Cambia Il Tuo Corpo Ora (Domani Non Esiste!)

Finisce il 2014, comincia il 2015. Cambio della guardia. Non succederà niente, non preoccuparti (anzi, non ti illudere). Il tuo lavoro (spero tu ne abbia uno, di questi tempi non si sa mai), i tuoi amici, le tue giornate speso uguali una all’altra: dal primo minuto del 2015 non sarà cambiato niente. Dovrai solo abituarti a scrivere un 5 al posto del 4.

Eppure i primi giorni di gennaio hanno qualcosa di magico, quel qualcosa che sa di “nuovo inizio”. “Col nuovo anno mi metto a dieta“: l’hai mai sentita questa frase? Una molto simile è: “Da lunedì mi metto a dieta“. Ce ne sono altre, molto simili: “Passata la befana, mi metto a stecchetto”. Non funzionano. Mi spiace. Un lunedì, un anno nuovo, non cambieranno la tua vita se non sarai tu a farla cambiare. Questo succede quando capisci  ora, adesso, non domani o lunedi, che possiedi quello strumento favoloso che è il tuo corpo. Lo vedi? Queste mani, questa bocca, l’addome, le gambe; tutto questo è tuo! Ti appartiene. E ti appartiene molto di più di un appartamento che compri, o del maglione che ti hanno regalato a Natale. E una cosa così preziosa non ha nessuna voglia di aspettare.

Ripeto: il tuo corpo è tuo, ed è l’unico posto dove sei costretto a vivere i tuoi giorni. Ora, dal momento che hai messo in ordine la tua stanza, o il tuo soggiorno, e che hai fatto la manutenzione all’impianto elettrico e quello idraulico del tuo appartamento, se sei una persona intelligente, tratterei bene anche il tuo organismo. Per cui, curalo; ogni tanto strapazzalo per tenerlo vivo, ma poi dagli il giusto riposo.  Tienilo pulito, ma sii capace di sporcarlo della terra della vita.

Un buon indicatore per capire se stai trattando bene il tuo corpo? Ce ne sono tanti, davvero. L’esempio forse più semplice? Gli esami del sangue. Ma fai un passo indietro e comincia dal peso.

Grazie tanto, Gianfrà; mi parli del peso, ma c’è un conflitto di interessi gigantesco con il contenuto di www.studiodarwin.com  ;-)
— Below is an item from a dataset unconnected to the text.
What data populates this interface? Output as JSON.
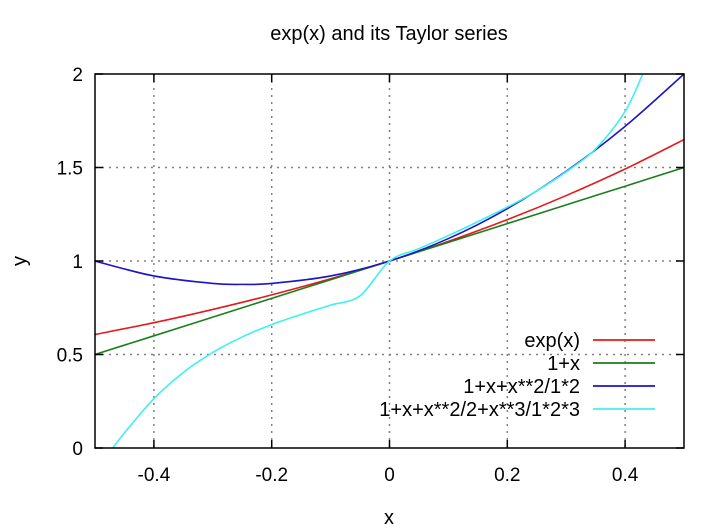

Hai ragione, è vero. Ma il peso (o meglio: il sovrappeso) è causa, o comunque forte fattore di rischio, di tanti altri segnali che ci hanno insegnato a guardare. Prendiamo l’esempio della cellulite. Una delle scuse che puoi trovare in giro sulla cellulite è del tipo: anche le persone magre possono avere la cellulite.  Vero. Quello che ti direbbe, però, che una persona dotata di buon senso è: quanta? Adesso, senza prenderci troppo in giro, tu sai benissimo che la cellulite di cui stiamo parlando (quel disturbo estetico che in scienza si chiama pannicolopatia edemato-fibro-sclerotica) altro non è che l’infiltrazione di cellule adipose (grasso) nel tessuto connettivo sottocutaneo (tradotto: sotto la pelle). Ovviamente, maggiore è la quantità di questo grasso, maggiore è la probabilità che compaia il problema. Non serve un blogger stupidotto come me, poi, a spiegarti che peso e grasso vanno pericolosamente a braccetto e che calando di peso in modo equilibrato (non perdendo cioè solo massa muscolare), agirai anche sul tuo contenuto di grasso. Ne approfitto per segnalarti la prima pubblicazione scientifica che mi capita sottomano dallo scaffale che ho in casa, se ci tieni a cominciare a farti una cultura in proposito: eccolo linkato. Ed ecco che il peso diventa un riferimento fondamentale per capire come stai gestendo il tuo corpo.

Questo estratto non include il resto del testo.